Gold has exhibited strong price appreciation. This reflected a weaker USD but also growing scepticism of the “safe-haven” attributes of US Treasury bonds. The US Administration’s questioning of its traditional defence alliances along with a seeming lessening of diplomatic pressure on Russia, all of which elevated geo-political uncertainties, also enhanced the safe-haven assessments of gold. Potential growth in demand for gold at the expense of the USD as part of central bank (particularly Chinese) foreign exchange reserves also may have been a factor.
Locally, inflation data showed that inflation was declining at a rate potentially a little faster than anticipated by the Reserve Bank of Australia (RBA). That saw the RBA announce a decline in the policy rate in February from 4.35 per cent to 4.10 per cent and again in May to 3.85 per cent. Markets are anticipating further cuts from the RBA in 2025. The RBA itself has said that it can act “decisively” to lower the policy rate should the international trading environment deteriorate sharply.
Going forward, the key issues for 2025 revolve around how the Trump agenda might evolve.

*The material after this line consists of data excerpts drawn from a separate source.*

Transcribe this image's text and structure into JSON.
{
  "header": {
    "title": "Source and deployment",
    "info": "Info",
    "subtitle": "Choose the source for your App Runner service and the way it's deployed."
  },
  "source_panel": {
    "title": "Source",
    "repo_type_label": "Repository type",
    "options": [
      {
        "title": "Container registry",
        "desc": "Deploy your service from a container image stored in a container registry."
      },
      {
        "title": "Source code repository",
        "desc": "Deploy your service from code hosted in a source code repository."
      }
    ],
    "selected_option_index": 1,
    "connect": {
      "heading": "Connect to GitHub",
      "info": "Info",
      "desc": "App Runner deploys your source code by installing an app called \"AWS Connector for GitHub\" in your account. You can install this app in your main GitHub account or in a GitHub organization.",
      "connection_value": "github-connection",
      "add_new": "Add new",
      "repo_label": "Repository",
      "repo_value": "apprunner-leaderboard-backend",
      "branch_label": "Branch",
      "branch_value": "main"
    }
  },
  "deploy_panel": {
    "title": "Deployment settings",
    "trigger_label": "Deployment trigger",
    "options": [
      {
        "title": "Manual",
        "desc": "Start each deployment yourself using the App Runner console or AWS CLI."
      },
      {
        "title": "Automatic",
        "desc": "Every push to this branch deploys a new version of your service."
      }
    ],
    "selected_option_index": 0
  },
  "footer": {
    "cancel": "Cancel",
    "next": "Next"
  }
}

Certainly, should fears of “stagflation-lite” persist that will maintain the current headwinds to US (and global) equity performance in an environment where expectations of “US exceptionalism” are extinguished.
Of course, President Trump is a mercurial personality, and it is difficult to assess how much of the articulated agenda will be enacted.
That all suggests that there will be frequent episodic bouts of volatility where the potential for seismic shifts in sentiment and the prices of financial assets exist.